Google Cloud はペタバイト規模のデータを処理できるため、ワークフローの拡張性は非常に高いと Hypros は考えています。強力かつ柔軟なプラットフォームを利用することで、同社はインフラストラクチャを心配することなく、データ分析情報から価値を引き出すことに集中できます。

さらなる可能性: きめ細かい情報を抽出する

このシステムの開発により、医療機関がセンサーデータと AI を活用することで得られるメリットについて、さらに多くのアイデアが生まれました。継続的な患者モニタリングが役立つ主なケアの領域は、より良い転帰につなげるための患者中心のケア、勤務時間を最適化するためのスタッフ中心のサポート、より安全な空間を確保するための環境モニタリングの 3 つだと Hypros は考えています。

想定されるユースケースには、次のようなものがあります。

  • 人の検出: 人を匿名で検出することで運営を改善します。たとえばベッド占有率を患者フローの管理に利用します。

  • 転倒の防止と検出: 患者の転倒や落ち着きのない行動を検知してスタッフに警告し、転倒を防ぎます。

  • 褥瘡: 24 時間 365 日、患者の動きをモニタリングし、医療従事者が褥瘡(床ずれ)の発生を防ぐために患者の体位を効果的に変えられるようにします。

  • せん妄リスクの指標: せん妄リスクの潜在的な指標となる、光や騒音などの睡眠障害要因を追跡します(最終的な相関関係を把握するには、他のソースからの追加データが必要です)。

  • 全般的な環境分析: 温度、湿度、騒音などの環境データをモニタリングして、将来のよりスマートな建物の対策(暖房の最適化による省エネなど)や、患者のより効果的な回復を実現します。

  • 手指衛生の遵守: 手指消毒の遵守状況を匿名で追跡し、Hypros の手指衛生モニタリング ソリューション NosoEx などと組み合わせて衛生管理を改善します。

同社のシステムは、センサーデータを蓄積する代わりに、高度な AI モデルを使用して複数のストリームからのデータを解釈して関連付けています。こうして、シンプルな元データを、より良い意思決定を導くための実用的な分析情報に変換しています。リアルタイムのアラートにより、緊急事態に対する迅速な対応もできるため、患者は必要な集中ケアをすぐに受けられ、スタッフは最善のケアを提供できます。

患者ケアの今後の方向性

Hypros の患者モニタリング システムは、ドイツのシュレースヴィヒ=ホルシュタイン大学病院(UKSH)をはじめとする主要機関で、すでに試験的に導入されています。同大学病院の最近のプレスリリースに記載されているように、UKSH は、このソリューションには患者ケアを変革し、運用効率を向上させる可能性があると考えています。さらに、臨床パートナーであるグライフスヴァルト大学医療センターは、アーリー アドプターとしてそのメリットを直接体験しています。
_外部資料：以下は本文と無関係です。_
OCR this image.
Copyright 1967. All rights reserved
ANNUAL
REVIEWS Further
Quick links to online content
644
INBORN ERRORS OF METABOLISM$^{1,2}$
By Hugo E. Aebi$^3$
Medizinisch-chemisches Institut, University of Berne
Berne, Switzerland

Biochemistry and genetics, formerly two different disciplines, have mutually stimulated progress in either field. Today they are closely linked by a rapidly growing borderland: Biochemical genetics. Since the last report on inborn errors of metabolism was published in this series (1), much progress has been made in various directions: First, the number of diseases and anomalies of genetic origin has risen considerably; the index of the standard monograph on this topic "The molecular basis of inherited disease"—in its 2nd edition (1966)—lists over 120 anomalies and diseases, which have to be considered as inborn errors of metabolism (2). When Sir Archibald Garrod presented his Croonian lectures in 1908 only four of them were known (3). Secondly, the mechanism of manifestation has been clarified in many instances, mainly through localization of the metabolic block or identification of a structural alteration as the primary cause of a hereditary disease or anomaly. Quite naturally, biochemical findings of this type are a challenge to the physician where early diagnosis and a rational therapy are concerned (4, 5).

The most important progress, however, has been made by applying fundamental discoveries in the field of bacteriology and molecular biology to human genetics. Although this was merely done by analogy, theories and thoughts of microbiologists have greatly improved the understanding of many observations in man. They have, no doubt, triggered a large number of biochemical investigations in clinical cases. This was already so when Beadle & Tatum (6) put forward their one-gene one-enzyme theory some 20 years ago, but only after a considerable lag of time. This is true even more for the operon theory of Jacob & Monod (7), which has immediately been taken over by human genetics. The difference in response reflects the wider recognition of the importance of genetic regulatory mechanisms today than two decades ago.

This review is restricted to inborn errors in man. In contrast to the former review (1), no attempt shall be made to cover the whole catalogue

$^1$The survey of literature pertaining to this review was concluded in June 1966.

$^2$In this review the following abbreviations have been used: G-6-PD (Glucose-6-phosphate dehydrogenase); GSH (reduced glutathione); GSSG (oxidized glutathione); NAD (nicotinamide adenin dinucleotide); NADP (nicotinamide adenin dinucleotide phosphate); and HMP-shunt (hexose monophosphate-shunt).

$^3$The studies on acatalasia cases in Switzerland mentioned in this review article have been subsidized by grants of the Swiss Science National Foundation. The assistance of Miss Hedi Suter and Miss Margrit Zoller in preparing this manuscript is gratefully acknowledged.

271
同センターの管理上級医師兼副医療ディレクターである Robert Fleishmann 博士は、その有用性を確信し、次のように述べています。

「せん妄の予防は、患者の安全を確保するうえで非常に重要です。Hypros の患者モニタリング ソリューションは、せん妄の発症に寄与するリスク要因(光の強さ、騒音レベル、患者の動きなど)を 24 時間 365 日分析するための重要なデータを提供してくれます。この革新的なパートナーシップに大きな期待を寄せています。」

こうした好意的なフィードバックと他のお客様の声が、倫理的かつデータドリブンなテクノロジーを通じて患者ケアに革命を起こすという、Hypros の継続的な取り組みを後押ししています。

Hypros は、Google Cloud と緊密に連携しながら、AI とクラウド コンピューティングの力を活用して、プライバシーが保護される患者モニタリング ソリューションの開発に専念しています。このソリューションにより、スタッフ不足や、患者の安全性の向上に対するニーズの高まりなど、医療における重要な課題に直接対処できます。

同社はこれを基盤にして、AI を活用した患者モニタリング ソリューションが世界中の医療システムにシームレスに統合される未来を描いています。そして医療従事者がリアルタイムの実用的な分析情報を活用できるようにすることで、最終的には患者の転帰の向上、リソースの割り当ての最適化、より持続可能で患者中心の医療エコシステムをすべての人に提供することを目指しています。